The Word of Faith Message is loaded with teaching about the power of your words. They believe that every word that comes out of your mouth will come to pass just as you say it. Students of the Word of Faith go through an evolution, without even realizing it, of going from having faith in God to having faith in words. The two biggest teachers of this message are Charles Capps and the late Kenneth Hagin. Kenneth Hagin learned his teaching from EW Kenyon, who gathered much of his theology from Mary Baker Eddy and other Christian Scientist. I have read many of Kenyon’s books and his teaching emphasised words.

The Bible has a lot to say about words. I know that words can affect people for good or for bad. I can call my son stupid all his life and he may begin to believe that he is stupid. I can call him a genius for years and he can get to thinking that he is one. I can call someone gorgeous every time I see them, and they may start to believe it. But, words cannot create something from nothing. Words are not entities of themselves. There is no mystical creation power in words.

For many years I thought that my words had their own creative power, and that what I said would happen. This is really witchcraft and Christian Science.

One time I went to visit a lady that was dying of a brain tumor. I went over to get her healed. After a few minutes of heartfelt prayer, I boldly pointed my finger against her temple, and commanded the tumor to leave. I felt great power when I did. I got chill bumps and so did everyone in the room.

She died a few days later. I have had many testimonies like this one. Another time I visited an old man that was going in the hospital for a procedure the next day. I spoke the command of faith to him in Jesus name.

He dropped dead the next day. I remember being at my 14 year old daughter’s bedside when she was in a coma with a brain tumor. I spoke to that tumor in the name of Jesus. I even yelled at it. She died a few minutes later. My words had no power. Not the kind of power that I was taught in Tulsa.

There are so many mixed up people in the Word of Faith Movement that are in fear and bondage to their words. They are full of superstition. They are absolutely convinced that every word that they speak will come to pass. If they would ever just stop and think about it, they would realize that their words do not come to pass.

My ear never fell off even when I would complain about someone talking my ears off! My head has never fell off even after saying that I laughed my head off. I have passed many test saying that I had failed. If everything that I had confessed as a Word of Faith preacher had come to pass, I would be pastoring thousands of people today and raising the dead. I would be wealthy.

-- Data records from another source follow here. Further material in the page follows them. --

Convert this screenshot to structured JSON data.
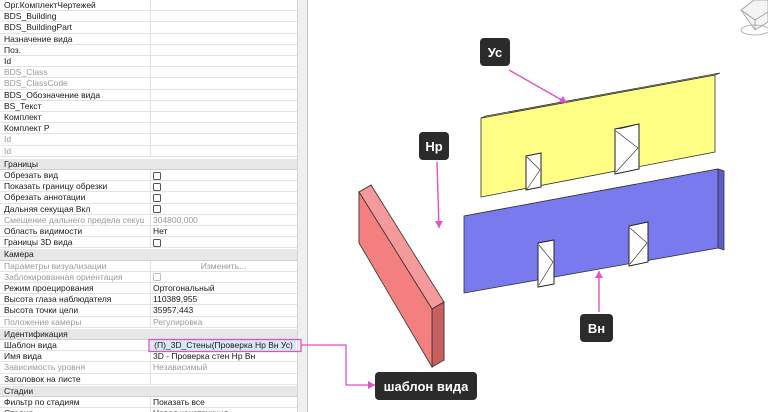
{
  "properties": {
    "rows_top": [
      {
        "key": "Орг.КомплектЧертежей",
        "type": "text",
        "value": "",
        "disabled": false
      },
      {
        "key": "BDS_Building",
        "type": "text",
        "value": "",
        "disabled": false
      },
      {
        "key": "BDS_BuildingPart",
        "type": "text",
        "value": "",
        "disabled": false
      },
      {
        "key": "Назначение вида",
        "type": "text",
        "value": "",
        "disabled": false
      },
      {
        "key": "Поз.",
        "type": "text",
        "value": "",
        "disabled": false
      },
      {
        "key": "Id",
        "type": "text",
        "value": "",
        "disabled": false
      },
      {
        "key": "BDS_Class",
        "type": "text",
        "value": "",
        "disabled": true
      },
      {
        "key": "BDS_ClassCode",
        "type": "text",
        "value": "",
        "disabled": true
      },
      {
        "key": "BDS_Обозначение вида",
        "type": "text",
        "value": "",
        "disabled": false
      },
      {
        "key": "BS_Текст",
        "type": "text",
        "value": "",
        "disabled": false
      },
      {
        "key": "Комплект",
        "type": "text",
        "value": "",
        "disabled": false
      },
      {
        "key": "Комплект Р",
        "type": "text",
        "value": "",
        "disabled": false
      },
      {
        "key": "Id",
        "type": "text",
        "value": "",
        "disabled": true
      },
      {
        "key": "Id",
        "type": "text",
        "value": "",
        "disabled": true
      }
    ],
    "group_bounds": {
      "title": "Границы",
      "rows": [
        {
          "key": "Обрезать вид",
          "type": "check",
          "value": "",
          "disabled": false
        },
        {
          "key": "Показать границу обрезки",
          "type": "check",
          "value": "",
          "disabled": false
        },
        {
          "key": "Обрезать аннотации",
          "type": "check",
          "value": "",
          "disabled": false
        },
        {
          "key": "Дальняя секущая Вкл",
          "type": "check",
          "value": "",
          "disabled": false
        },
        {
          "key": "Смещение дальнего предела секущего ...",
          "type": "text",
          "value": "304800,000",
          "disabled": true
        },
        {
          "key": "Область видимости",
          "type": "text",
          "value": "Нет",
          "disabled": false
        },
        {
          "key": "Границы 3D вида",
          "type": "check",
          "value": "",
          "disabled": false
        }
      ]
    },
    "group_camera": {
      "title": "Камера",
      "rows": [
        {
          "key": "Параметры визуализации",
          "type": "button",
          "value": "Изменить...",
          "disabled": true
        },
        {
          "key": "Заблокированная ориентация",
          "type": "check",
          "value": "",
          "disabled": true
        },
        {
          "key": "Режим проецирования",
          "type": "text",
          "value": "Ортогональный",
          "disabled": false
        },
        {
          "key": "Высота глаза наблюдателя",
          "type": "text",
          "value": "110389,955",
          "disabled": false
        },
        {
          "key": "Высота точки цели",
          "type": "text",
          "value": "35957,443",
          "disabled": false
        },
        {
          "key": "Положение камеры",
          "type": "text",
          "value": "Регулировка",
          "disabled": true
        }
      ]
    },
    "group_identity": {
      "title": "Идентификация",
      "rows": [
        {
          "key": "Шаблон вида",
          "type": "button",
          "value": "(П)_3D_Стены(Проверка Нр Вн Ус)",
          "disabled": false,
          "selected": true
        },
        {
          "key": "Имя вида",
          "type": "text",
          "value": "3D - Проверка стен Нр Вн",
          "disabled": false
        },
        {
          "key": "Зависимость уровня",
          "type": "text",
          "value": "Независимый",
          "disabled": true
        },
        {
          "key": "Заголовок на листе",
          "type": "text",
          "value": "",
          "disabled": false
        }
      ]
    },
    "group_stages": {
      "title": "Стадии",
      "rows": [
        {
          "key": "Фильтр по стадиям",
          "type": "text",
          "value": "Показать все",
          "disabled": false
        },
        {
          "key": "Стадия",
          "type": "text",
          "value": "Новая конструкция",
          "disabled": false
        }
      ]
    }
  },
  "callouts": {
    "us": "Ус",
    "nr": "Нр",
    "vn": "Вн",
    "template": "шаблон вида"
  },
  "colors": {
    "wall_us": "#ffff86",
    "wall_vn": "#7a7aef",
    "wall_nr": "#f37f7f",
    "arrow": "#e052c8",
    "callout_bg": "#2b2b2b"
  }
}
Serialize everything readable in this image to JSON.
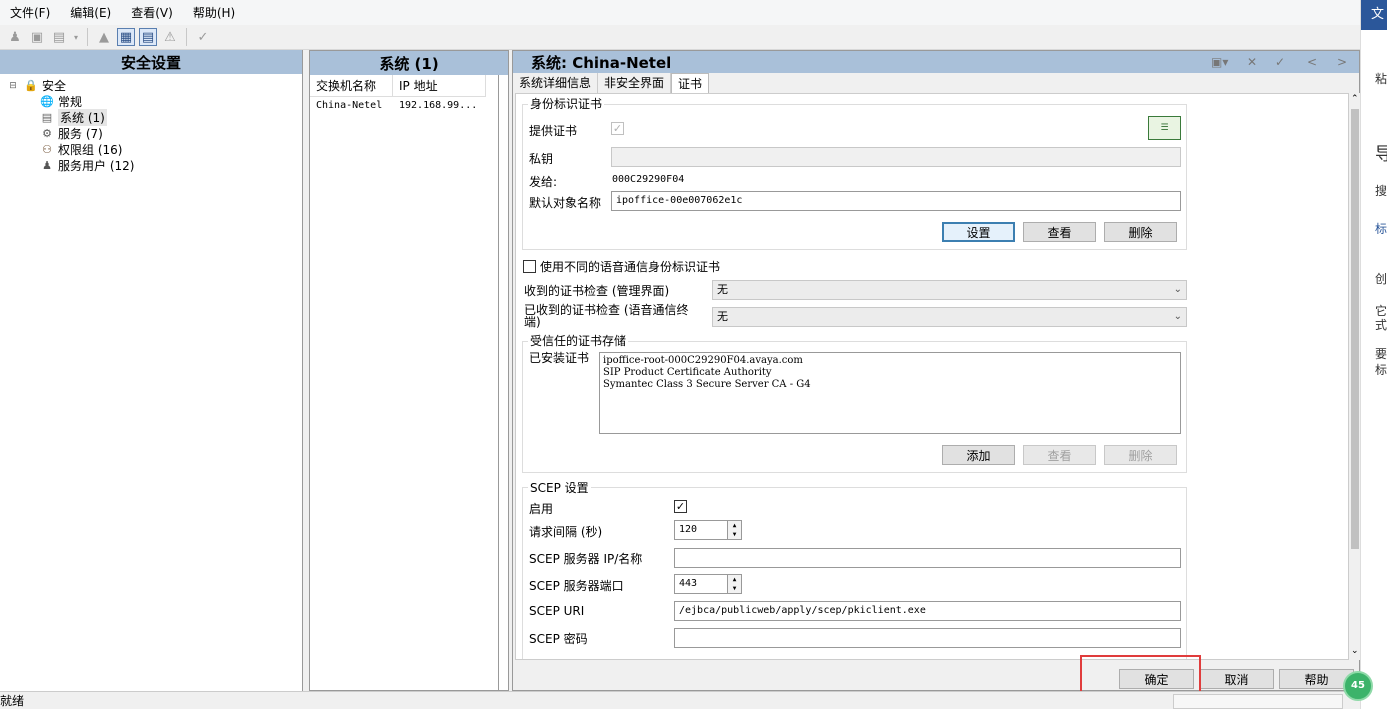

I actually feel sorry for many of my Word of Faith friends, that can’t even talk normal or be real. They are so afraid that they will curse themselves with their words. It took my pastor showing me several passages in the Bible of Jesus and Paul making bad confessions to help me out of this bondage.

So, Clete is right, it is the Word-Faith religion, a religion that worships words and has faith in words. If you don’t believe me then read the first chapter of Charles Capps book The Tongue, God’s Creative Force, or Kenneth Hagin’s book “Words”.

You can also google affirmations and find the same line of teaching in the New Age circles. It’s just another message that teaches man that he is in control and not God.

Is the Word of Faith “New Age”?

May 16, 2009

Absolutely! The Word of Faith Movement is a mixture of EW Kenyon’s New Age Gospel and the heretical teachings and revelations of Kenneth Hagin.
The Word of Faith, like the New Age, teaches that man can create with his words. The Bible does not teach this. Man cannot create. Only God can create. The Word of Faith and New Age teach that our words have creative power to change circumstances and to produce health and wealth. This is a Humanistic heresy.